UNITED NATIONS (NYTIMES) - Twenty-four hours after President Donald Trump swatted away at a broad international consensus on how to achieve peace between Israelis and Palestinians, his UN envoy sought to assure the world on Thursday (Feb 16) that his administration supports Palestinian statehood but wants a "thinking out of the box" approach.
"We absolutely support a two-state solution," US ambassador Nikki Haley said in answer to a question after a Security Council meeting devoted to the Israeli-Palestinian conflict.
"But we are thinking out of the box as well, which is - what does it take to bring these two sides to the table, what do we need to have them agree on?" she said.
She said nothing about what that approach would be, nor did she go any further in revealing a coherent picture of US policy on the conflict, one of the most intractable in the world.
The day before, Mr Trump hinted at a new regional effort aimed at bringing the two sides together, but he said he would not insist on the creation of a Palestinian state.

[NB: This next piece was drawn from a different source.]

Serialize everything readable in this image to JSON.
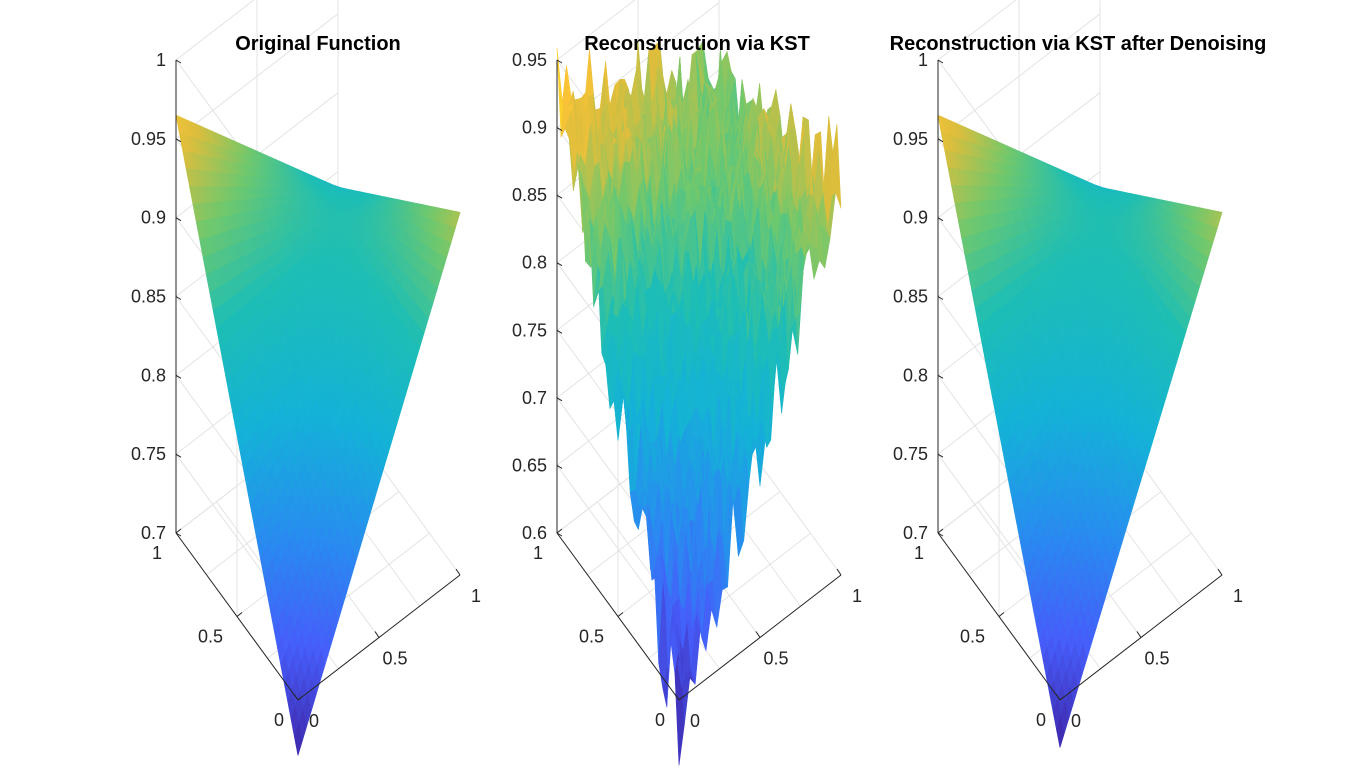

"I'm looking at two-state and one-state," he said. "I like the one that both parties like."
Both Ms Haley's and Mr Trump's remarks were in sharp contrast with warnings from other diplomats, including the UN envoy entrusted to help the two sides find a path out of their long, bitter conflict.
"The two-state solution remains the only way to achieve the legitimate national aspirations of both peoples," Mr Nickolay Mladenov told the Security Council earlier in the day.
"Israel can take the necessary step to stop settlement expansion and construction in order to preserve this prospect, while the Palestinian leadership can demonstrate their commitment to tackling the challenges of violence and incitement on their side," he said.
Speaking in Egypt the day before, Mr Mladenov's boss, secretary-general António Guterres, said: "There is no Plan B to the situation between Palestinians and Israelis but a two-state solution."
Swedish Ambassador Olof Skoog told reporters on his way into the Security Council meeting on Thursday that "it's very dangerous to move away from the two-state solution idea, especially before you have something viable as an alternative."
France's Ambassador François Delattre said the risks were too high.
"Should the prospect of a two-state solution disappear as a mirage in the desert, then that would be an open door to more extremism and more terrorism," he said.
Ms Haley, who has been on the job for less than a month, used her remarks to the media mostly to criticise the United Nations as a whole for what she called its "anti-Israel bias."
Palestinians have accused the Trump administration of the opposite. The United States objected last week to the appointment of a former Palestinian prime minister, Salam Fayyad, as the secretary-general's envoy to Libya.
The Palestinian ambassador, Riyad Mansour, said on Thursday that Mr Fayyad had been rejected "simply because he was a Palestinian."